The first project council members addressed was making improvements to U.S. Highway 6 and Whiteriver Avenue, one of the busiest intersections in town. According to numbers provided by the city, there have been 39 traffic accidents alone in this particular area alone since 2019.

In addition to receiving heavy motor traffic on a daily basis, people walking in the area tend to cross the accident-prone intersection, Rifle City Manager Tommy Klein said Thursday.

“It’s very difficult to cross that intersection,” he said. “It’s not meant for pedestrian crossing.”

The city intends to obtain a grant through the Colorado Department of Transportation to construct a roundabout to improve safety conditions in the area, a project estimated to cost about $5 million.

“It’s such a big deal in this town. It’s just so unsafe,” council member Clint Hostettler said. “To me, that’s a big one.”

Another major project the city discussed was obtaining grant funding for potentially installing a pedestrian bridge over Highway 13 and 30th Street.
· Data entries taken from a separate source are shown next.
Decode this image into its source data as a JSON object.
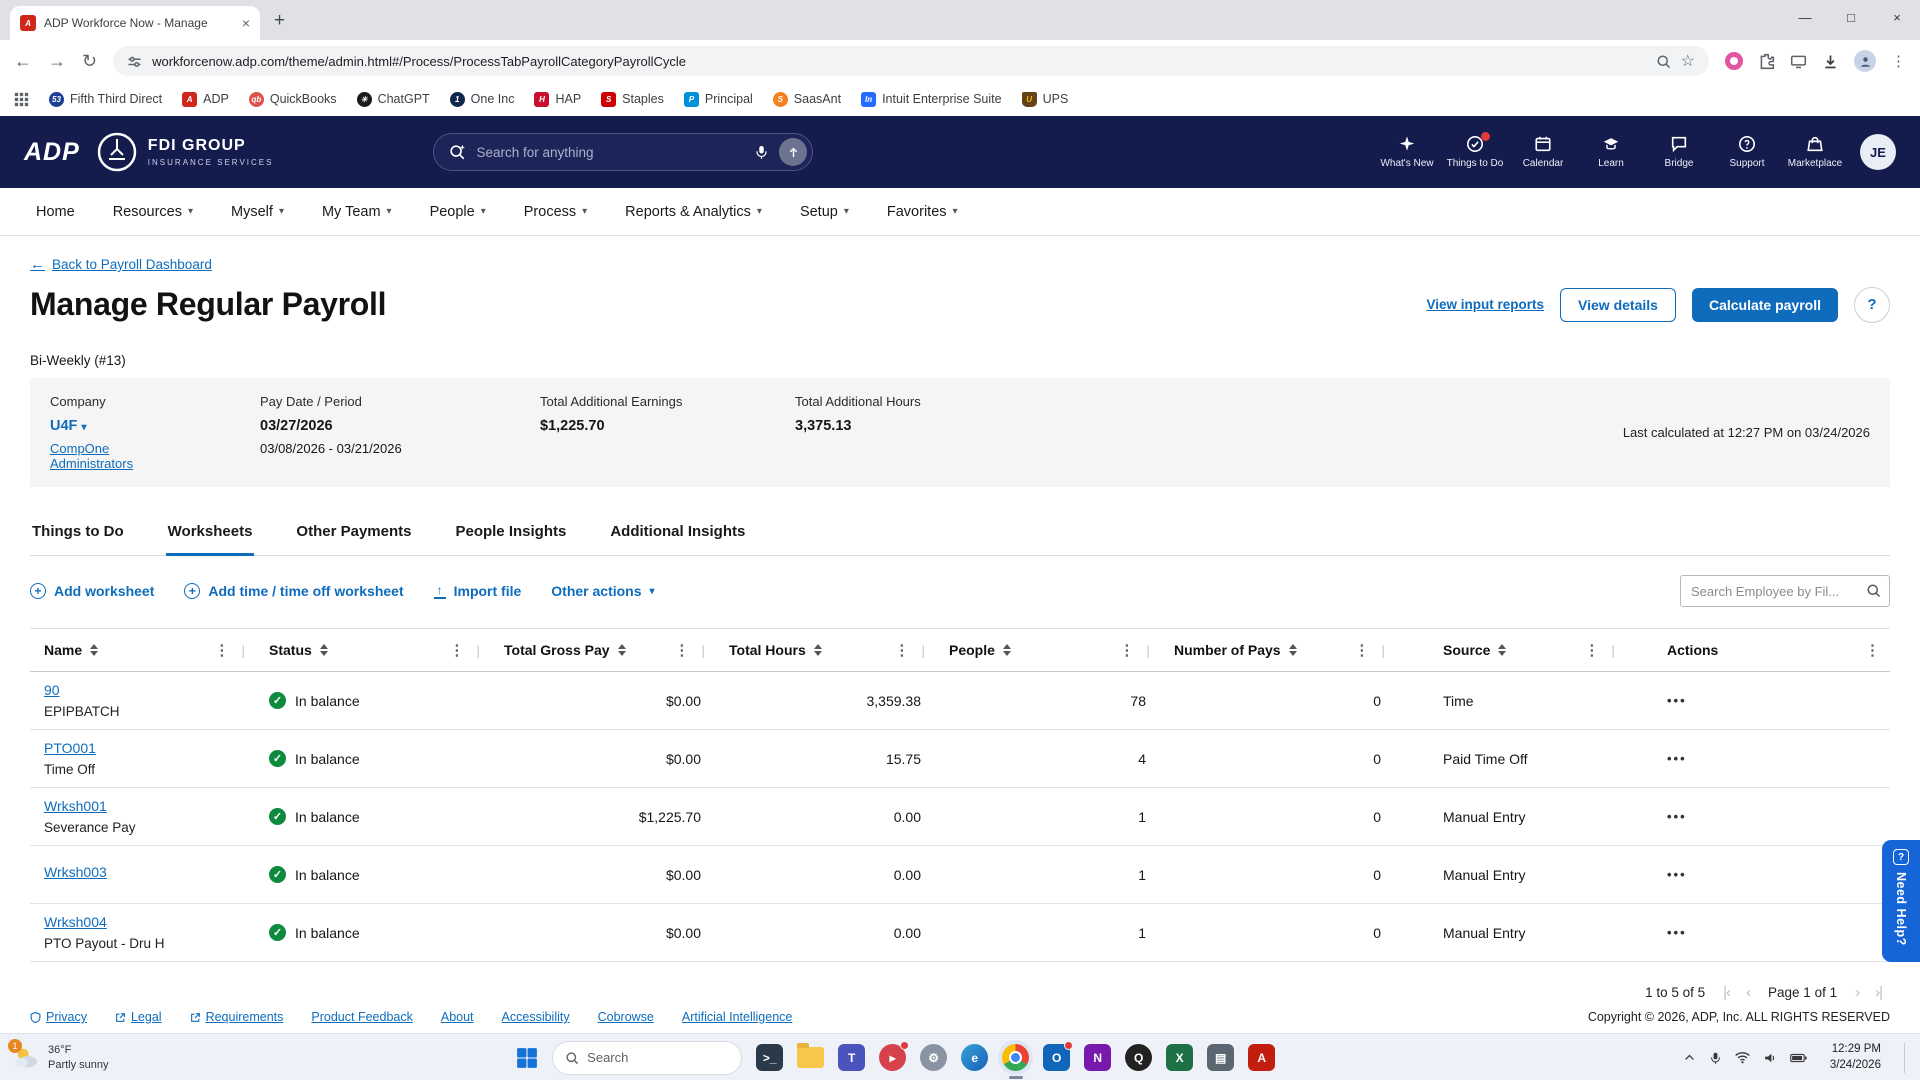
{
  "theme": {
    "header_navy": "#141b4d",
    "accent_blue": "#0f6cbd",
    "success_green": "#0e8a3e",
    "adp_red": "#d0271d",
    "need_help_blue": "#1565d8"
  },
  "browser": {
    "tab_title": "ADP Workforce Now - Manage",
    "url": "workforcenow.adp.com/theme/admin.html#/Process/ProcessTabPayrollCategoryPayrollCycle",
    "bookmarks": [
      "Fifth Third Direct",
      "ADP",
      "QuickBooks",
      "ChatGPT",
      "One Inc",
      "HAP",
      "Staples",
      "Principal",
      "SaasAnt",
      "Intuit Enterprise Suite",
      "UPS"
    ]
  },
  "header": {
    "logo_text": "ADP",
    "company_name": "FDI GROUP",
    "company_tagline": "INSURANCE SERVICES",
    "search_placeholder": "Search for anything",
    "icons": [
      {
        "label": "What's New"
      },
      {
        "label": "Things to Do"
      },
      {
        "label": "Calendar"
      },
      {
        "label": "Learn"
      },
      {
        "label": "Bridge"
      },
      {
        "label": "Support"
      },
      {
        "label": "Marketplace"
      }
    ],
    "avatar": "JE"
  },
  "nav": {
    "items": [
      {
        "label": "Home"
      },
      {
        "label": "Resources"
      },
      {
        "label": "Myself"
      },
      {
        "label": "My Team"
      },
      {
        "label": "People"
      },
      {
        "label": "Process"
      },
      {
        "label": "Reports & Analytics"
      },
      {
        "label": "Setup"
      },
      {
        "label": "Favorites"
      }
    ]
  },
  "page": {
    "back_link": "Back to Payroll Dashboard",
    "title": "Manage Regular Payroll",
    "buttons": {
      "view_input_reports": "View input reports",
      "view_details": "View details",
      "calculate_payroll": "Calculate payroll"
    },
    "cycle": "Bi-Weekly (#13)",
    "summary": {
      "company_label": "Company",
      "company_value": "U4F",
      "company_link": "CompOne Administrators",
      "pay_label": "Pay Date / Period",
      "pay_date": "03/27/2026",
      "pay_period": "03/08/2026 - 03/21/2026",
      "earnings_label": "Total Additional Earnings",
      "earnings_value": "$1,225.70",
      "hours_label": "Total Additional Hours",
      "hours_value": "3,375.13",
      "last_calculated": "Last calculated at 12:27 PM on 03/24/2026"
    },
    "tabs": [
      "Things to Do",
      "Worksheets",
      "Other Payments",
      "People Insights",
      "Additional Insights"
    ],
    "toolbar": {
      "add_worksheet": "Add worksheet",
      "add_time_worksheet": "Add time / time off worksheet",
      "import_file": "Import file",
      "other_actions": "Other actions",
      "search_placeholder": "Search Employee by Fil..."
    },
    "table": {
      "columns": [
        "Name",
        "Status",
        "Total Gross Pay",
        "Total Hours",
        "People",
        "Number of Pays",
        "Source",
        "Actions"
      ],
      "rows": [
        {
          "name": "90",
          "sub": "EPIPBATCH",
          "status": "In balance",
          "gross": "$0.00",
          "hours": "3,359.38",
          "people": "78",
          "pays": "0",
          "source": "Time"
        },
        {
          "name": "PTO001",
          "sub": "Time Off",
          "status": "In balance",
          "gross": "$0.00",
          "hours": "15.75",
          "people": "4",
          "pays": "0",
          "source": "Paid Time Off"
        },
        {
          "name": "Wrksh001",
          "sub": "Severance Pay",
          "status": "In balance",
          "gross": "$1,225.70",
          "hours": "0.00",
          "people": "1",
          "pays": "0",
          "source": "Manual Entry"
        },
        {
          "name": "Wrksh003",
          "sub": "",
          "status": "In balance",
          "gross": "$0.00",
          "hours": "0.00",
          "people": "1",
          "pays": "0",
          "source": "Manual Entry"
        },
        {
          "name": "Wrksh004",
          "sub": "PTO Payout - Dru H",
          "status": "In balance",
          "gross": "$0.00",
          "hours": "0.00",
          "people": "1",
          "pays": "0",
          "source": "Manual Entry"
        }
      ]
    },
    "pagination": {
      "range": "1 to 5 of 5",
      "page": "Page 1 of 1"
    },
    "need_help": "Need Help?"
  },
  "footer": {
    "links": [
      "Privacy",
      "Legal",
      "Requirements",
      "Product Feedback",
      "About",
      "Accessibility",
      "Cobrowse",
      "Artificial Intelligence"
    ],
    "copyright": "Copyright © 2026, ADP, Inc. ALL RIGHTS RESERVED"
  },
  "taskbar": {
    "weather": {
      "badge": "1",
      "temp": "36°F",
      "desc": "Partly sunny"
    },
    "search_placeholder": "Search",
    "clock": {
      "time": "12:29 PM",
      "date": "3/24/2026"
    }
  }
}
This intersection, which doesn’t have a traffic light, is flanked by residential neighborhoods to its west as well as Deerfield Park and Wamsley Elementary School to its east.

“My priorities are safety first; the two big projects — the pedestrian bridge and the roundabout,” Council member Brian Condie said. “Then infrastructure.”

Klein said the city also plans to raze the old water treatment center on Dogwood Drive, create a new roadway and install an additional water tank near Garfield County Rifle Airport to be used to support development.

“I am very impressed the county had the foresight to build that airport,” Klein said. “It’s a tremendous economic generator for our community.”

The council on Wednesday also proposed going after funding for several other projects on their wish list, including the possibility of constructing a new recreation center, making enhancements to existing bike and hiking trails and potentially building a new park on Birch Avenue.

The plan moving forward is to create a “road map” identifying all the projects the city hopes to obtain funding for.